The typical median cost of these bad financial decisions was $5,000. The average cost? A whopping $23,000.
It's all according to an analysis of a national survey last year of 2,015 adult Americans by ORC International and an examination of the Federal Reserve Board's 2010 Survey of Consumer Finances.
If you've made your own costly financial decisions such as taking on too much mortgage or credit card debt, not saving enough or making a bad investment, at least you're not alone. If it's a recent mistake, know this: You can move forward.
Where did things go wrong?
Assessing the report's findings is difficult because consumers may define "bad decisions" differently, and their definitions may differ from those of experts, says Stephen Brobeck, executive director of the Consumer Federation of America, which released the report with Duluth, Ga.-based Primerica.
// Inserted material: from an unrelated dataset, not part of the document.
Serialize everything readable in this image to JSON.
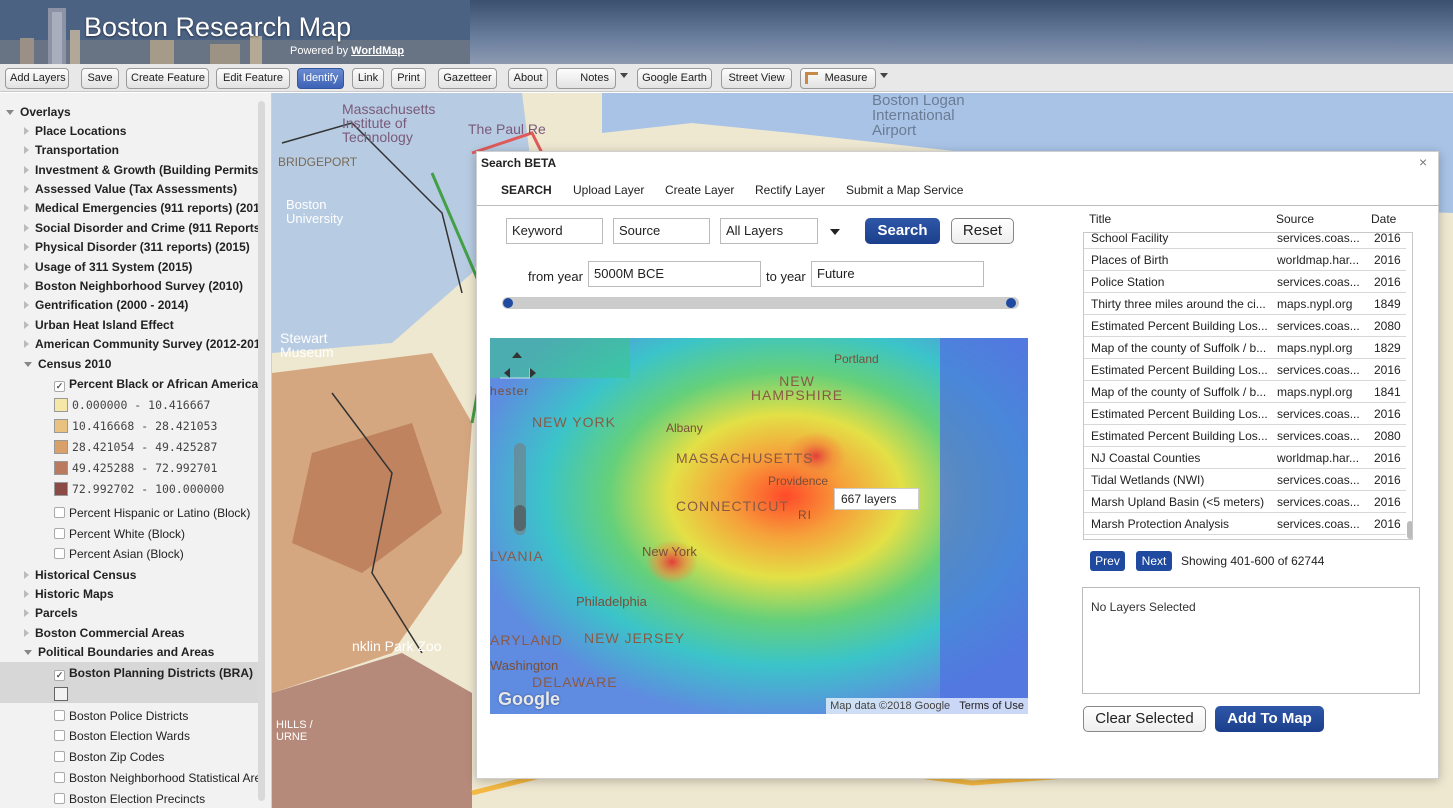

In his experience, the most serious bad decisions generally involve allocation of financial resources. While one who carries large debts and refuses to save won't necessarily experience financial difficulty or perceive these as bad financial decisions, "All experts would consider this person living much too close to the edge of a cliff," Brobeck says.
He says a second major category of bad decisions involves specific product purchases, including mortgage loans, credit cards and investments. One example is being seduced by a credit card issuer advertising six months of no interest charges, but then the issuer imposes interest at a rate of 24 percent.
Reno, Nev.-based money coach Todd Tresidder says the "real hallmark of a financial mistake is when the decision causing it is not driven primarily by financial motivation." It's a lesson Tresidder, founder of the Financial Mentor website, learned personally when he sold a business he had founded simply because he wanted a break from the day-to-day grind.
The business could have become a relatively passive revenue stream for years -- more lucrative in the long run than the initial sales proceeds, he says. "My own mistake was driven by a lifestyle change. I really didn't think creatively about the financial implications of it," Tresidder says.
Other clues that a financial decision may have been a mistake: losing sleep, being consumed with negative thoughts/self-doubt, hiding the decision from family or friends, feeling stressed, and beginning to look for a quick fix, says Bill Losey, a Wilton, N.Y.-based CFP professional.
Make a comeback
While a costly financial mistake will leave you feeling low, there's no reason to dwell on it. Doing so will only prevent you from a recovery. The decision can't be reversed, but current and future behavior can be changed, Losey says.